Malfadado em seu objetivo, aparente passatempo de vereador desocupado, José apelou para seus seguidores nas redes sociais, tentando parecer bom moço, cumpridor da Constituição. Alegou ser seu dever constitucional fiscalizar, disse ter registrado Boletim de Ocorrência (ou teria sido o boletim registrado contra ele, o invasor?) e se julgou o grande herói salvador da frágil heteronormatividade.
Ditos conservadores, políticos como José têm uma atuação risível ao se mostrarem facilmente abalados por qualquer coisa que coloque em pane a mente quadrada deles – sendo a diversidade humana um dos principais gatilhos para surtos como o de ontem…
Carentes de atenção, agem como marqueteiros das redes sociais, tendo constante necessidade de inflar os próprios egos e aparentar virtude. Longe de serem ferramentas de transparência, os perfis de políticos como José, Jair, Zema e Falcão são, na verdade, encenações direcionadas ao seus fã-clubes.

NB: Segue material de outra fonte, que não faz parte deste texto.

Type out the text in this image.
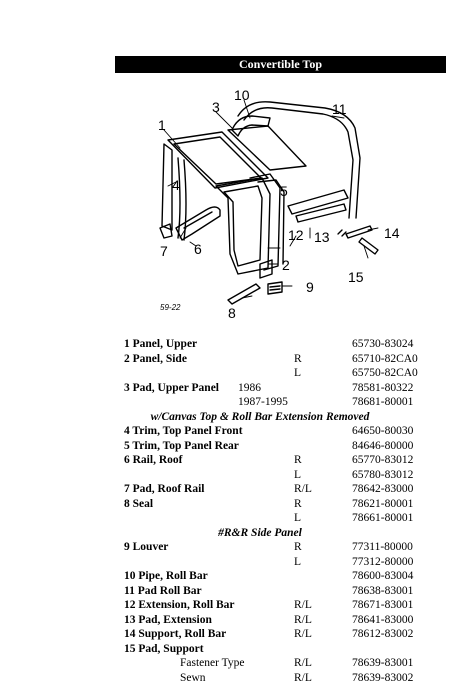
Convertible Top
1
2
3
4	5
6
7
8
9
10
11
12 13	14
15
59-22
1 Panel, Upper	65730-83024
2 Panel, Side	R	65710-82CA0
L	65750-82CA0
3 Pad, Upper Panel 1986	78581-80322
1987-1995	78681-80001
w/Canvas Top & Roll Bar Extension Removed
4 Trim, Top Panel Front	64650-80030
5 Trim, Top Panel Rear	84646-80000
6 Rail, Roof	R	65770-83012
L	65780-83012
7 Pad, Roof Rail	R/L	78642-83000
8 Seal	R	78621-80001
L	78661-80001
#R&R Side Panel
9 Louver	R	77311-80000
L	77312-80000
10 Pipe, Roll Bar	78600-83004
11 Pad Roll Bar	78638-83001
12 Extension, Roll Bar	R/L	78671-83001
13 Pad, Extension	R/L	78641-83000
14 Support, Roll Bar	R/L	78612-83002
15 Pad, Support
Fastener Type	R/L	78639-83001
Sewn	R/L	78639-83002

Ocorre que o espalhafatoso censor se equivoca duplamente: quanto às questões de gênero e quanto à legalidade.
Ideologia de gênero?
Sua alegação de que naquela aula estaria sendo difundida a “ideologia de gênero” oferece a medida exata da extensão de seu conhecimento sobre o tema: nulo. Explicamos melhor: como bom bolsonarista que é, José é bastante hábil para falar de algo sem saber do que se trata. Como, em nenhum momento, no seu vergonhoso vídeo no Instagram, o nada nobre parlamentar se deu ao trabalho de explicar no que consiste a tal “ideologia” que ele quer denunciar, resta a nós a espinhosa tarefa de fazê-lo.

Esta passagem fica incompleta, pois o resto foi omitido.